# Rubik's Cube Emoji



## Padarom (Jun 26, 2019)

Hey there,

I've been trying to find if people have tried submitting proposals for a Rubik's Cube emoji, but apparently no one has. There is one petition on change.org, but even if that had received more signatures it wouldn't have made a difference as the Unicode Consortium requires strict proposals for any emoji.

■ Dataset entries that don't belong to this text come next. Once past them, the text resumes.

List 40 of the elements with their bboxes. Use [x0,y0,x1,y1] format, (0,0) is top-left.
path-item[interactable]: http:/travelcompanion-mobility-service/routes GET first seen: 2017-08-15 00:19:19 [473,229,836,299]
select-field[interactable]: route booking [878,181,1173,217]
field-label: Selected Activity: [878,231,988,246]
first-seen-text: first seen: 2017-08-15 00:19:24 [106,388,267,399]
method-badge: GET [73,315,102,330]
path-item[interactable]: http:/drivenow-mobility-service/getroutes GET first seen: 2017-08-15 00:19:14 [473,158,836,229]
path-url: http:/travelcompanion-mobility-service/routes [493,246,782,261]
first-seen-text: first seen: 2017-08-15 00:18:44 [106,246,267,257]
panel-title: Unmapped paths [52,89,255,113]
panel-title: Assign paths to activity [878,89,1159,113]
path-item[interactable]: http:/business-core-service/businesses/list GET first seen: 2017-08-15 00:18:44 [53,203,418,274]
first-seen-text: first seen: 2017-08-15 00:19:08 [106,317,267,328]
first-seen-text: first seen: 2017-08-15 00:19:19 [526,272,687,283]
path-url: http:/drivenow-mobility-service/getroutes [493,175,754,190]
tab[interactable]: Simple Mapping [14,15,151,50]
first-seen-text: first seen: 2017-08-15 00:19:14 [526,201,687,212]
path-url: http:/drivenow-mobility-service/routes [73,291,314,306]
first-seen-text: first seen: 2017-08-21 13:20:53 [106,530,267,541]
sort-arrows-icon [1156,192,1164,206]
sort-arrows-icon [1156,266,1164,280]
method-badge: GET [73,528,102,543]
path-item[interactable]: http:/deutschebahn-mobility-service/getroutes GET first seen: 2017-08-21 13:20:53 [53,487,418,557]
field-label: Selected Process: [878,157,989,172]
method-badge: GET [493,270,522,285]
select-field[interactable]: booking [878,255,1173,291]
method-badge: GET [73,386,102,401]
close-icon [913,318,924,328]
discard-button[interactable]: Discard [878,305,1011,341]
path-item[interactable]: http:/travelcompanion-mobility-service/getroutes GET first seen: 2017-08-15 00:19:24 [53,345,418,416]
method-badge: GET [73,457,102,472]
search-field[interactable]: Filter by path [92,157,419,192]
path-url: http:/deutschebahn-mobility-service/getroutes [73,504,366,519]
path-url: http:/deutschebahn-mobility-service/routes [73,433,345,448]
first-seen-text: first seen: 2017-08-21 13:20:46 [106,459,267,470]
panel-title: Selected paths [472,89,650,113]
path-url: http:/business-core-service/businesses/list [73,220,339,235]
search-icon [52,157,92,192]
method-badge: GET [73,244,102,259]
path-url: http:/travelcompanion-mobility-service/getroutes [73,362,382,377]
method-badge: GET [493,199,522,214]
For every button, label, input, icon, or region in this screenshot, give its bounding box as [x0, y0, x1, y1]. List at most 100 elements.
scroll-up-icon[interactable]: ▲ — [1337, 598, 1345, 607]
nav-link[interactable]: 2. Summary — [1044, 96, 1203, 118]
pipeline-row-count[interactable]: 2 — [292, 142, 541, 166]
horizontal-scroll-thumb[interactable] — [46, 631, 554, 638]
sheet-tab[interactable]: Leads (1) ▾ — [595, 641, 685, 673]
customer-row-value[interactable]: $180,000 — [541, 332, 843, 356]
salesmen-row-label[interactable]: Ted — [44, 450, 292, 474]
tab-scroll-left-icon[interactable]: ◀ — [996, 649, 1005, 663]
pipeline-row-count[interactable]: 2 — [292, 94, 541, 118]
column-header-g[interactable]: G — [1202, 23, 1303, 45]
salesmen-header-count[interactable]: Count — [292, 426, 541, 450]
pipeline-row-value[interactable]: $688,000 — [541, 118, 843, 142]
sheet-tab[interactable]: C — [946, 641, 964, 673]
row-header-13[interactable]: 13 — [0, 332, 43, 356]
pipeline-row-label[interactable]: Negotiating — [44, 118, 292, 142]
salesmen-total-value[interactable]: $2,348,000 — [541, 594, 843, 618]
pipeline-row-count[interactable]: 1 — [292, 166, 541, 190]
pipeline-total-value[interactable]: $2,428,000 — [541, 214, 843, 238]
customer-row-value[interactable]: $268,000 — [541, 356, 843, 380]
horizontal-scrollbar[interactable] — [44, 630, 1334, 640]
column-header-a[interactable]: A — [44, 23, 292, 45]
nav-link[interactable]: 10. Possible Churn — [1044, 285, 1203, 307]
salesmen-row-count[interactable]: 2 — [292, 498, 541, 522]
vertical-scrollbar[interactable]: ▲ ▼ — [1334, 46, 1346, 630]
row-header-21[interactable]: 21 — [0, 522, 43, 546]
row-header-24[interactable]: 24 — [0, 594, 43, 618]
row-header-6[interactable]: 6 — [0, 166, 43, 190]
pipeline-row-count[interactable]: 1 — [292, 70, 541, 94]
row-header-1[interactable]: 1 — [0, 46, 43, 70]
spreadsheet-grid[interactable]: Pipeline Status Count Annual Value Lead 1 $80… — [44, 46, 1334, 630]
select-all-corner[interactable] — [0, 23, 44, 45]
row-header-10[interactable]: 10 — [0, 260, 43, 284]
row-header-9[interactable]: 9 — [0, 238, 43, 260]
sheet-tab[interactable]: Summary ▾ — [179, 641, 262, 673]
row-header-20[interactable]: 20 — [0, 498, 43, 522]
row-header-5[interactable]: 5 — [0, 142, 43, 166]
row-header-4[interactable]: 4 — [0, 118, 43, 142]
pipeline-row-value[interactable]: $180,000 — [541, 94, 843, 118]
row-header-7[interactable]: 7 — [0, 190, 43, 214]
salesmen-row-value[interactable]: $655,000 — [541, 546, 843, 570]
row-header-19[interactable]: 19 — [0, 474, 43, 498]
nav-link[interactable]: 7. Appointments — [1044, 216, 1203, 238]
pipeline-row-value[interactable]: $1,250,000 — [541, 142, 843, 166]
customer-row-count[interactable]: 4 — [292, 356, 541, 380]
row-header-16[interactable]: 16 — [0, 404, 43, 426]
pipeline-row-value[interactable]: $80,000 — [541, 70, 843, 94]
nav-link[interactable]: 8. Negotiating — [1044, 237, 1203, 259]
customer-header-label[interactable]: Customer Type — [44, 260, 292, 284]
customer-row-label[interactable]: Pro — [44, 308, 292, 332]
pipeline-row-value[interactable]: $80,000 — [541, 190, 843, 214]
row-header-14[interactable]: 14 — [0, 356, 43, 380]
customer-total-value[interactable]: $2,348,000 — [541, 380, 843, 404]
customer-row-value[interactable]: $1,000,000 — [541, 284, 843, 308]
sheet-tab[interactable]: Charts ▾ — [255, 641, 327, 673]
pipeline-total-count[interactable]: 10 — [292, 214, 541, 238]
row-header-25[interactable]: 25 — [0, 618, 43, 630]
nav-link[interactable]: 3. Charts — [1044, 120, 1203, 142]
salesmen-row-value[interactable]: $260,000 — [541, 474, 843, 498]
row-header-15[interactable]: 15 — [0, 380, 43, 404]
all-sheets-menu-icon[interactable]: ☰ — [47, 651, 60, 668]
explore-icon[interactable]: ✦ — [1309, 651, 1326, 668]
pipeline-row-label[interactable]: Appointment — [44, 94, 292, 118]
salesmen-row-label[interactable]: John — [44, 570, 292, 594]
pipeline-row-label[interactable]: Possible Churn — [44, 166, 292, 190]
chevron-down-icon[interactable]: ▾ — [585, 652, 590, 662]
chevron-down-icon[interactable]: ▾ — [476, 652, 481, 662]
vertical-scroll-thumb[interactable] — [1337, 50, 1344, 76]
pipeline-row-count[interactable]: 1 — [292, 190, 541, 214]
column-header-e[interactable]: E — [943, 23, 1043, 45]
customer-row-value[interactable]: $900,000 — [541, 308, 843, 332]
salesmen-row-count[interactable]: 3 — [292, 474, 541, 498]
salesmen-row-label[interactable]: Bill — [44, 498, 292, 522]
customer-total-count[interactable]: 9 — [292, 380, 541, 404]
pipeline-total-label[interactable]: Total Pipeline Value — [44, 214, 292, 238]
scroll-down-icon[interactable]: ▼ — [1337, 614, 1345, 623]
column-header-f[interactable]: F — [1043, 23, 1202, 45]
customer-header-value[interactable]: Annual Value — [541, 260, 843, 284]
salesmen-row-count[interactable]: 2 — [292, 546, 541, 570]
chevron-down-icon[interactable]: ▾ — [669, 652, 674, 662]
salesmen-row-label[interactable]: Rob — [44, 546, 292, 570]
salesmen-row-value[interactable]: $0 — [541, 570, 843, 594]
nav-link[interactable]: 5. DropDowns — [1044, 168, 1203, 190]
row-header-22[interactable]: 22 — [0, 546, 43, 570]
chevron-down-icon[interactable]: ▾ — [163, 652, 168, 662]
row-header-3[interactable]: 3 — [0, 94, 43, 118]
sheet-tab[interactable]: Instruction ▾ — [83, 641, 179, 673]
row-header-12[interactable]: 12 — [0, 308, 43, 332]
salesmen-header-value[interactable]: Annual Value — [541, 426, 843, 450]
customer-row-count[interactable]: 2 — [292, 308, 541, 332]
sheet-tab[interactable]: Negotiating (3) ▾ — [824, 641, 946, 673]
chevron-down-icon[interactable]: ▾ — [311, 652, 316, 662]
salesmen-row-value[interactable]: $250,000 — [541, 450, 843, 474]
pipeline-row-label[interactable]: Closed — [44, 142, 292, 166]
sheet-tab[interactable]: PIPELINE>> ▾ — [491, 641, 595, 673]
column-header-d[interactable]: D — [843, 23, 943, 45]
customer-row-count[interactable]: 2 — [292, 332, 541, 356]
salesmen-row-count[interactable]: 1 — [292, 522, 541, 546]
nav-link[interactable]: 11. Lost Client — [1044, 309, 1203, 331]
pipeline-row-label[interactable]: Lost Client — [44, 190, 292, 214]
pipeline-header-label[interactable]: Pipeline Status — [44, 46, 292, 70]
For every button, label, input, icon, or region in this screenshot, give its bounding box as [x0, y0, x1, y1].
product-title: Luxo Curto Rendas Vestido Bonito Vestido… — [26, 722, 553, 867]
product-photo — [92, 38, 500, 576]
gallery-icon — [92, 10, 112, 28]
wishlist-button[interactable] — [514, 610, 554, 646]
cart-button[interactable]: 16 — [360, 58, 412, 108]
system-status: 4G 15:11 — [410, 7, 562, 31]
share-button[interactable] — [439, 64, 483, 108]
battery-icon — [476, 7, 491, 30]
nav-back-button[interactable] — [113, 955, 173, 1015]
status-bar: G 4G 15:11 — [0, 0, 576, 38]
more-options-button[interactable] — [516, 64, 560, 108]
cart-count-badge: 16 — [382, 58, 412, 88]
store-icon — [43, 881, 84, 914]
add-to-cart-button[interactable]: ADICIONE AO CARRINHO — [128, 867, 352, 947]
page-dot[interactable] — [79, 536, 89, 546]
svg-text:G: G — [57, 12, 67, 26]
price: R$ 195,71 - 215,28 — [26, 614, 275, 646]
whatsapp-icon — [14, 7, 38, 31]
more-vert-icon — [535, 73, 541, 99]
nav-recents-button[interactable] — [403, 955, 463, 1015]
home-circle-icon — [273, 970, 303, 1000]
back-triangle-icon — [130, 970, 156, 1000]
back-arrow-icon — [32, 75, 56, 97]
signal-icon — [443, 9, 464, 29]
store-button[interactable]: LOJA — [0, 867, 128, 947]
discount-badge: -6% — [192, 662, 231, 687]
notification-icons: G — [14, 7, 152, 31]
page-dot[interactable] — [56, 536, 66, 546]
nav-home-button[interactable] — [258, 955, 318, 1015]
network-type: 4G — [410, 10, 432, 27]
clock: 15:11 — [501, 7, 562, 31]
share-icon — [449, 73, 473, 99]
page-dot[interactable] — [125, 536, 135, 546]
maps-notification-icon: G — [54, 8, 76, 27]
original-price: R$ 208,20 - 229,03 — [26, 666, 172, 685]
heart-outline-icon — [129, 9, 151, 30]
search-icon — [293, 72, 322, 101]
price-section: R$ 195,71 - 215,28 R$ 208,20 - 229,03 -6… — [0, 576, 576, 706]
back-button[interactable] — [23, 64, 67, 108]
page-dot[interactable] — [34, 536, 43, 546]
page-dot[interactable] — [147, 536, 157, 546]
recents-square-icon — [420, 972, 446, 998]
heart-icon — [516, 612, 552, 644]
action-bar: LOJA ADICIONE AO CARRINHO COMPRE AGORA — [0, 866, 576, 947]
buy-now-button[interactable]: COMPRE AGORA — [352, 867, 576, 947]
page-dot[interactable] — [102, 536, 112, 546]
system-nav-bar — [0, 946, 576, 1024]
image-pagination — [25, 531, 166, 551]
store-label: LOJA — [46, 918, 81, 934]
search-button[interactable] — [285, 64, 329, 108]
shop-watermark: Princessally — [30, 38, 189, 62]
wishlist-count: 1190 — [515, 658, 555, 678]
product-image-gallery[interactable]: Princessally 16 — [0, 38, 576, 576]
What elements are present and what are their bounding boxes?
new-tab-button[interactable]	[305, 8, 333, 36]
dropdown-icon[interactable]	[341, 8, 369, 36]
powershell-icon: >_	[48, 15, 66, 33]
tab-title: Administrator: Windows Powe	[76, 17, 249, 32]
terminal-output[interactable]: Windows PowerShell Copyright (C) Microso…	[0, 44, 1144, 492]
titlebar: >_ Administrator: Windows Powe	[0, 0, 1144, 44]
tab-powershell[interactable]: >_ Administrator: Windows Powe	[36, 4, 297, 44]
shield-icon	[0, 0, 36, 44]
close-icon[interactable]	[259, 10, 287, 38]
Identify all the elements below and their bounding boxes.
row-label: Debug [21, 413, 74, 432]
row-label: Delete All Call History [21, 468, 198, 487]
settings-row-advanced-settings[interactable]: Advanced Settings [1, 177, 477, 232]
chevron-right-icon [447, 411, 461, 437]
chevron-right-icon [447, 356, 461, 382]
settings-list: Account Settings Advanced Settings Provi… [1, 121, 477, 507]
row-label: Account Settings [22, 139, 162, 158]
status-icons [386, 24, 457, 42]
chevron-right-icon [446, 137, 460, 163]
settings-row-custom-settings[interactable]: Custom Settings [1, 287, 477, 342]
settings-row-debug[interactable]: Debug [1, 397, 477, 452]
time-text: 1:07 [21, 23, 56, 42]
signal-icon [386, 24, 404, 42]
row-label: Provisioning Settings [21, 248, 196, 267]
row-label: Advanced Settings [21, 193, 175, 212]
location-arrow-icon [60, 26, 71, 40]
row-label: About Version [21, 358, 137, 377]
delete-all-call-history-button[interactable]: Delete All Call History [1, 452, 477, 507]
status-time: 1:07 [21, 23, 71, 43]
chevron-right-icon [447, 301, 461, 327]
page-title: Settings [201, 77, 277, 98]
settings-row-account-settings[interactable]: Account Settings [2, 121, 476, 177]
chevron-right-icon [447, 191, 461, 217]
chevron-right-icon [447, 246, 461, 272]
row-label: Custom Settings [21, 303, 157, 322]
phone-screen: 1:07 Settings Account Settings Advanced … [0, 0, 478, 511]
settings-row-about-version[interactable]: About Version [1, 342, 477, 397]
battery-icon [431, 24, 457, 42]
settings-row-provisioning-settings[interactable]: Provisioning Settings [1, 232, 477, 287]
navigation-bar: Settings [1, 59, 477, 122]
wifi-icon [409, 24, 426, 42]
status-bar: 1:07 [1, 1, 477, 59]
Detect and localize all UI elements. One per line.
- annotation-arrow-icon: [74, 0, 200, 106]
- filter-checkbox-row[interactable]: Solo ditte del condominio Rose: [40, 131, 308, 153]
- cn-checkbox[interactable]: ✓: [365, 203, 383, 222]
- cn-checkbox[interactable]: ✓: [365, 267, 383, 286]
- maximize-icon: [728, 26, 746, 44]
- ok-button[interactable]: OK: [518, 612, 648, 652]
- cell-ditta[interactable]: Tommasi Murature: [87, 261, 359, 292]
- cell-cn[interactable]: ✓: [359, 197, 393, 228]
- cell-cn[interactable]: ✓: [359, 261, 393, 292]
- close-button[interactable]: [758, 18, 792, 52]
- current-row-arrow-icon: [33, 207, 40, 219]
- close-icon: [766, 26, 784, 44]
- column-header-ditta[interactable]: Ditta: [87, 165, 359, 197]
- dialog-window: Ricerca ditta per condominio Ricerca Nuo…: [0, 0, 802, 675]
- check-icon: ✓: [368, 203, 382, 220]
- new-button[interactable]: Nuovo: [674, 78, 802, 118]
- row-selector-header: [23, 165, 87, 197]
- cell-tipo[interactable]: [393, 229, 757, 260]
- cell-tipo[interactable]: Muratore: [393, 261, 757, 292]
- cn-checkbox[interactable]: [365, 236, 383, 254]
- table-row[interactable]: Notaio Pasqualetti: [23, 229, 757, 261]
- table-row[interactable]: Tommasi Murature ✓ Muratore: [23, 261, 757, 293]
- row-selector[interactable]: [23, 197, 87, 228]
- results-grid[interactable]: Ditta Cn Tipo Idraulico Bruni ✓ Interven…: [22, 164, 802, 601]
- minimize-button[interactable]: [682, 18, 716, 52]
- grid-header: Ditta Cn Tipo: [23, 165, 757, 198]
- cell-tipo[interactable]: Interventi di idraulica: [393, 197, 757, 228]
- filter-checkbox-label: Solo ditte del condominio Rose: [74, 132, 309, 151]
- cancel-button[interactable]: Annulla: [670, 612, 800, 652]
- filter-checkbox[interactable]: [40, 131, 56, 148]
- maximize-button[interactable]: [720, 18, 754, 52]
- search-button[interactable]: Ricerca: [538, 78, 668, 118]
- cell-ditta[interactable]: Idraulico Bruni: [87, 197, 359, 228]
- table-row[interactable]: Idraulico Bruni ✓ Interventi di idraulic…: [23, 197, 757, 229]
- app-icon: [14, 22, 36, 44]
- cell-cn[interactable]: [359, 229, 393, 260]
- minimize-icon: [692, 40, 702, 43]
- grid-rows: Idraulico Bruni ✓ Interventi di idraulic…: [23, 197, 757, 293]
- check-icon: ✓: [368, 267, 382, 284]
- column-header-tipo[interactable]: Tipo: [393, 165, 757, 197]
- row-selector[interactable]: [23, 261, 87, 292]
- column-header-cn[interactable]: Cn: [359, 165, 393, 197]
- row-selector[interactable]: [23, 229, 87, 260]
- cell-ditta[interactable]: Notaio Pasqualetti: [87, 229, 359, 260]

Therefore I started working on a proper proposal for adding an official Rubik's Cube emoji. If this was going to pass, you could expect to be able to find a Rubik's Cube in your phone's keyboard or your favorite sites that support unicode emojis.

Here's my current draft:
https://docs.google.com/document/d/...Y1pPi23HOc34pT0Lc/edit#heading=h.nkdvtsvkfpj0

Also, please take a second to answer this quick survey regarding the best emoji design:
https://forms.gle/3kFYjV6ybcBLjuNe6

Please let me know of any concerns or suggestions you might be having with it.


----------



## sub203x3 (Jun 27, 2019)

DId it!


----------



## brododragon (Apr 17, 2020)

Did it!


----------



## David Zemdegs (Apr 17, 2020)

Thanks - I have wondered how to get an emoji onto all the popular platforms.


----------



## Skittleskp (Apr 17, 2020)

I did this a long time ago I just forgot to comment oops.


----------



## RiceMan_ (Apr 17, 2020)

??


----------